On Piazza Vittoria, where the buses and the cabs pour out their custmers, there is a chairlift station on top of a building on the right. People were already queuing up there in order to make the best of the nice weather in the evening. As a matter of fact, it was nearly closing time for the uphill ride and I was a little bit anxious given the number of adults and children that were standing on the stairs. Finally I could enter the start zone, but the employees wanted me to leave my bags for safety reasons. I had a bag with food and drinks on my back and the case of my movie camera on the shoulder. As the next seat was arriving quickly they decided to let me go, but I can tell you that I was extremely cautious while putting the metal shutter into place. And so I went uphill... It was not really comfortable, but the chairlift was not very high over the gardens and the grasslands
The ride to the peak of Mount Solaro is about twenty minutes long. I could only make limited moves, clicking once on my digital camera, once on my movie camera without really focusing on anything special. With my glasses useless for short sight, I would have been helpless without the automatic settings. It would be a real miracle under these circumstances if some of the shots were successful. We were slowly climbing along the slopes of Mount Solaro between the path for pedestrians and the gardens that were enjoying the early springtime with a carpet of flowers and these lemon trees and orange trees that can be found everywhere on Capri as on the peninsula of Sorrento. Lemons are really the trademark of Capri and I remembered immediately one of the most charming pictures of Vivian Hsu's photobook, where she is holding some of these big lemons that are used to make the Limoncello, the well-known lemon liquor celebrated in Sorrento and Capri.

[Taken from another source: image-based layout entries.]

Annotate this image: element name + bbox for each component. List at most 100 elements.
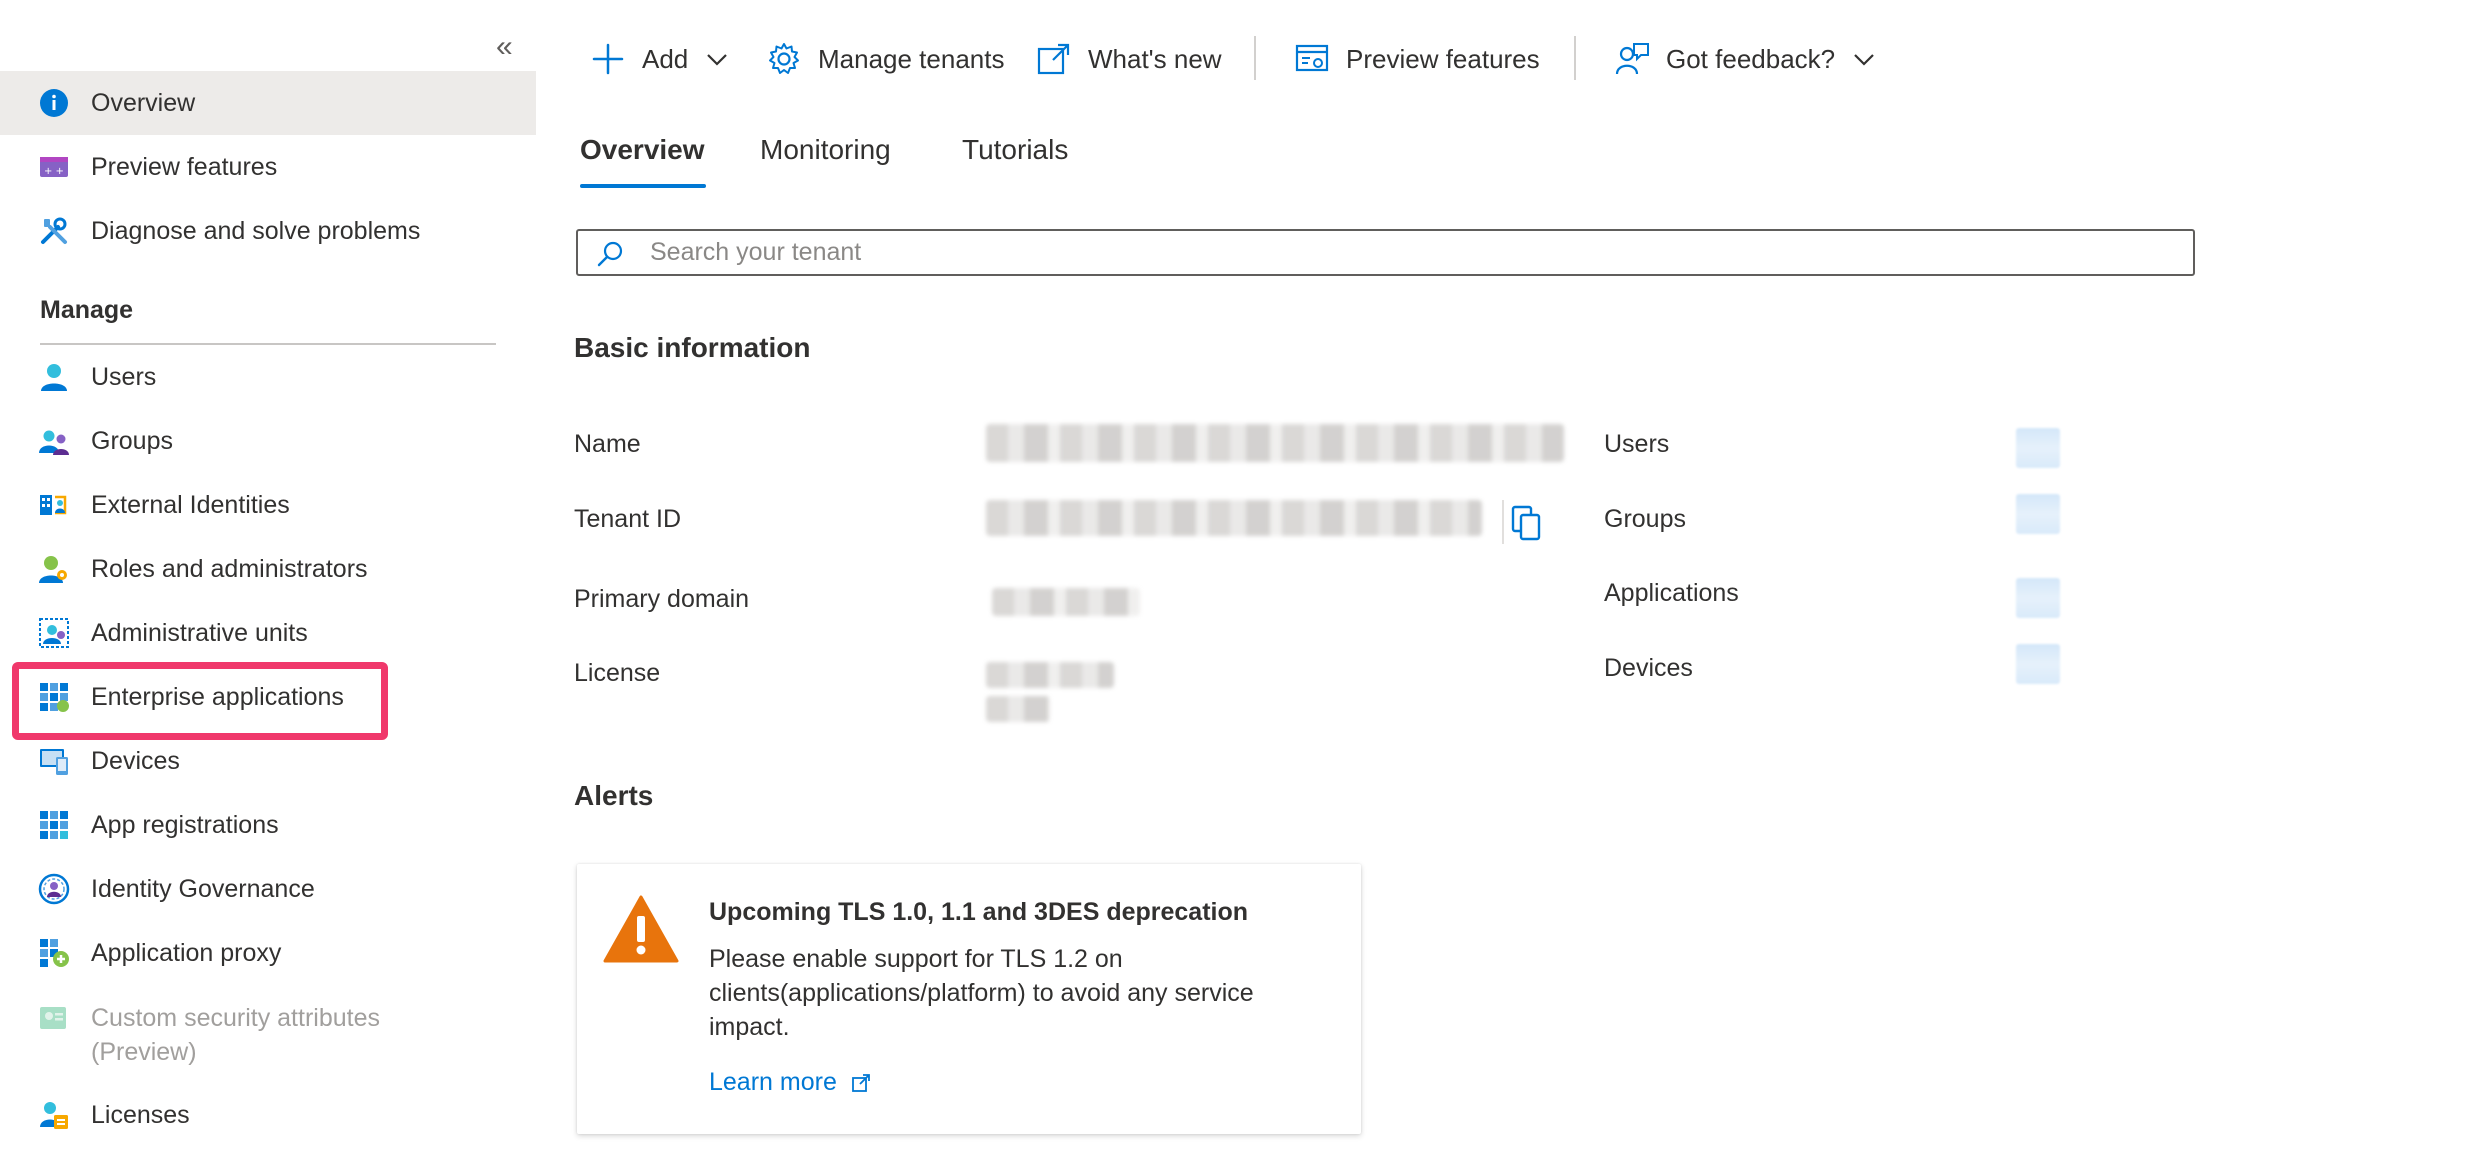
sidebar: « Overview + + Preview features Diagnose… <box>0 0 536 1170</box>
user-icon <box>41 364 67 391</box>
svg-text:+ +: + + <box>44 166 64 177</box>
add-label: Add <box>642 43 689 74</box>
sidebar-item-devices[interactable]: Devices <box>0 729 536 793</box>
sidebar-item-licenses[interactable]: Licenses <box>0 1083 536 1147</box>
sidebar-item-label: Users <box>91 362 157 391</box>
got-feedback-label: Got feedback? <box>1666 43 1836 74</box>
license-value-redacted <box>986 662 1114 688</box>
sidebar-item-label: Application proxy <box>91 938 282 967</box>
applications-count-label: Applications <box>1604 579 1739 607</box>
warning-icon <box>603 895 679 963</box>
gear-icon <box>769 43 799 74</box>
sidebar-item-label: Preview features <box>91 152 278 181</box>
external-identities-icon <box>40 495 67 515</box>
info-icon <box>40 89 68 117</box>
search-input[interactable] <box>650 231 2170 274</box>
users-count-label: Users <box>1604 430 1670 458</box>
users-count-redacted <box>2016 428 2060 468</box>
sidebar-item-identity-governance[interactable]: Identity Governance <box>0 857 536 921</box>
sidebar-item-label: App registrations <box>91 810 279 839</box>
sidebar-item-label: External Identities <box>91 490 290 519</box>
applications-count-redacted <box>2016 578 2060 618</box>
tenant-id-label: Tenant ID <box>574 505 682 533</box>
sidebar-item-users[interactable]: Users <box>0 345 536 409</box>
alert-body: Please enable support for TLS 1.2 on cli… <box>709 945 1254 1041</box>
license-label: License <box>574 659 661 687</box>
basic-information-heading: Basic information <box>574 332 811 363</box>
feedback-icon <box>1615 43 1649 75</box>
identity-governance-icon <box>38 873 70 905</box>
sidebar-item-app-registrations[interactable]: App registrations <box>0 793 536 857</box>
admin-units-icon <box>39 618 69 648</box>
preview-features-icon: + + <box>40 157 68 177</box>
sidebar-item-custom-security-attributes: Custom security attributes (Preview) <box>0 995 536 1071</box>
sidebar-item-roles[interactable]: Roles and administrators <box>0 537 536 601</box>
groups-icon <box>39 430 69 455</box>
licenses-icon <box>40 1102 68 1129</box>
sidebar-item-label: Groups <box>91 426 173 455</box>
copy-icon[interactable] <box>1510 505 1544 541</box>
license-value-redacted-2 <box>986 696 1050 722</box>
alert-title: Upcoming TLS 1.0, 1.1 and 3DES deprecati… <box>709 898 1249 926</box>
toolbar-separator <box>1574 36 1576 80</box>
plus-icon <box>592 43 624 75</box>
preview-window-icon <box>1295 44 1329 72</box>
tab-overview[interactable]: Overview <box>580 134 705 166</box>
sidebar-item-label: Overview <box>91 88 196 117</box>
custom-security-icon <box>40 1007 66 1029</box>
copy-separator <box>1502 500 1504 544</box>
chevron-down-icon <box>1854 54 1874 66</box>
tenant-id-value-redacted <box>986 500 1482 536</box>
sidebar-item-label: Devices <box>91 746 180 775</box>
preview-features-label: Preview features <box>1346 43 1540 74</box>
sidebar-item-administrative-units[interactable]: Administrative units <box>0 601 536 665</box>
whats-new-label: What's new <box>1088 43 1222 74</box>
sidebar-item-application-proxy[interactable]: Application proxy <box>0 921 536 985</box>
tab-tutorials[interactable]: Tutorials <box>962 134 1068 166</box>
sidebar-item-external-identities[interactable]: External Identities <box>0 473 536 537</box>
manage-section-header: Manage <box>40 296 134 324</box>
sidebar-item-overview[interactable]: Overview <box>0 71 536 135</box>
active-tab-indicator <box>580 184 706 188</box>
external-link-icon <box>851 1073 870 1092</box>
sidebar-item-label: Administrative units <box>91 618 308 647</box>
search-icon <box>597 241 623 267</box>
tools-icon <box>41 217 67 244</box>
sidebar-item-diagnose[interactable]: Diagnose and solve problems <box>0 199 536 263</box>
sidebar-item-label: Identity Governance <box>91 874 315 903</box>
whats-new-button[interactable]: What's new <box>1036 38 1222 80</box>
manage-tenants-label: Manage tenants <box>818 43 1005 74</box>
sidebar-item-preview-features[interactable]: + + Preview features <box>0 135 536 199</box>
alert-card: Upcoming TLS 1.0, 1.1 and 3DES deprecati… <box>577 864 1361 1134</box>
sidebar-item-label: Diagnose and solve problems <box>91 216 421 245</box>
app-registrations-icon <box>40 811 68 839</box>
got-feedback-button[interactable]: Got feedback? <box>1614 38 1875 80</box>
devices-count-label: Devices <box>1604 654 1693 682</box>
sidebar-item-groups[interactable]: Groups <box>0 409 536 473</box>
sidebar-item-label: Licenses <box>91 1100 190 1129</box>
preview-features-button[interactable]: Preview features <box>1294 38 1540 80</box>
learn-more-label: Learn more <box>709 1068 837 1096</box>
name-value-redacted <box>986 424 1564 462</box>
name-label: Name <box>574 430 641 458</box>
primary-domain-label: Primary domain <box>574 585 750 613</box>
tab-monitoring[interactable]: Monitoring <box>760 134 891 166</box>
toolbar-separator <box>1254 36 1256 80</box>
application-proxy-icon <box>40 939 69 967</box>
chevron-down-icon <box>707 54 728 66</box>
devices-icon <box>40 749 68 775</box>
devices-count-redacted <box>2016 644 2060 684</box>
roles-icon <box>39 556 67 583</box>
external-link-icon <box>1037 43 1070 75</box>
groups-count-label: Groups <box>1604 505 1686 533</box>
groups-count-redacted <box>2016 494 2060 534</box>
primary-domain-value-redacted <box>992 588 1140 616</box>
collapse-sidebar-button[interactable]: « <box>496 32 513 62</box>
alerts-heading: Alerts <box>574 780 654 811</box>
learn-more-link[interactable]: Learn more <box>709 1068 871 1097</box>
sidebar-item-label: Roles and administrators <box>91 554 368 583</box>
search-box[interactable] <box>576 229 2195 276</box>
manage-tenants-button[interactable]: Manage tenants <box>766 38 1004 80</box>
sidebar-item-label: Custom security attributes (Preview) <box>91 1004 380 1066</box>
add-button[interactable]: Add <box>590 38 728 80</box>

As I was getting close to the summit, the sea began to surround the island on as many sides that I could see from my seat. The arrival is always a bit rough, because the cable never stops. But I landed safely on the floor and I began to climb the few stairs leading to the terrace. The view from this spot is amazing and I thanked God that the clouds had gone. The peninsula of Sorrento and the Amalfi Coast were closing the horizon. The panorama could have included Naples and the Vesuvius, but it was still a bit dizzy in the distance. Capri, the city that I had dispised the whole day long, was laying peacefully in front of me and at a short distance of the western cliffs, the Faraglioni rocks were peaking out of the blue water. These rocks are the major landmark of Capri and they say that lovers would be blessed with luck if they kiss each other while sailing through the arch of the biggest of these rocks. With the last ride downhill only half an hour ahead, I rushed through the ruins of the old french fortress in order to catch the most beautiful views before the sunset.
And again I was standing in the queue waiting for the chairlift... and again it wasn't really comfortable, since I had the impression that on going downhill we were higher up in the air... But in this direction, it was possible to take aerial views of Anacapri and I concentrated my mind on finding Piazza Diaz and the Casa Rossa in my viewfinder. After some twenty minutes I had arrived at Piazza Vittoria and I landed harmless with my bags and cameras.
Now was the time to take my bus down to Marina Grande if I was to reach Sorrento with one of the last hydrofoils. I had to wait a long time though, all the buses were going or were coming from Capri and the small orange bus to Anacapri had probably left a few minutes before I had landed. I started to talk with the other tourists waiting at the bus stop. A young couple was obviously coming from Bavaria and I had a few words in german with them. Another man joined the conversation, his strong accent betrayed his swiss origin. I switched over to swiss german and we talked about the great day that we had had in Capri.
I don't know how we managed to climb into the small bus when it stopped, but the real miracle happened at each bend in the steep road down to Marina Grande. The horn was used to the full in order to clear the way and to scare off the drivers that had been intending to get up to Anacapri. All of us were relieved when we arrived at the harbour and our first steps out of the bus were more like zigzaging along the piers.
The hydrofoil arrived from Sorrento half an hour later and we enjoyed the sunset behind the isle of Capri first, then on the bay of Naples as the boat was turning towards the Sorrentine peninsula. It was quite a long farewell to Capri, to Anacapri and to the memories of the young chinese girl named Xu Ruo Xuan or Vivian Hsu.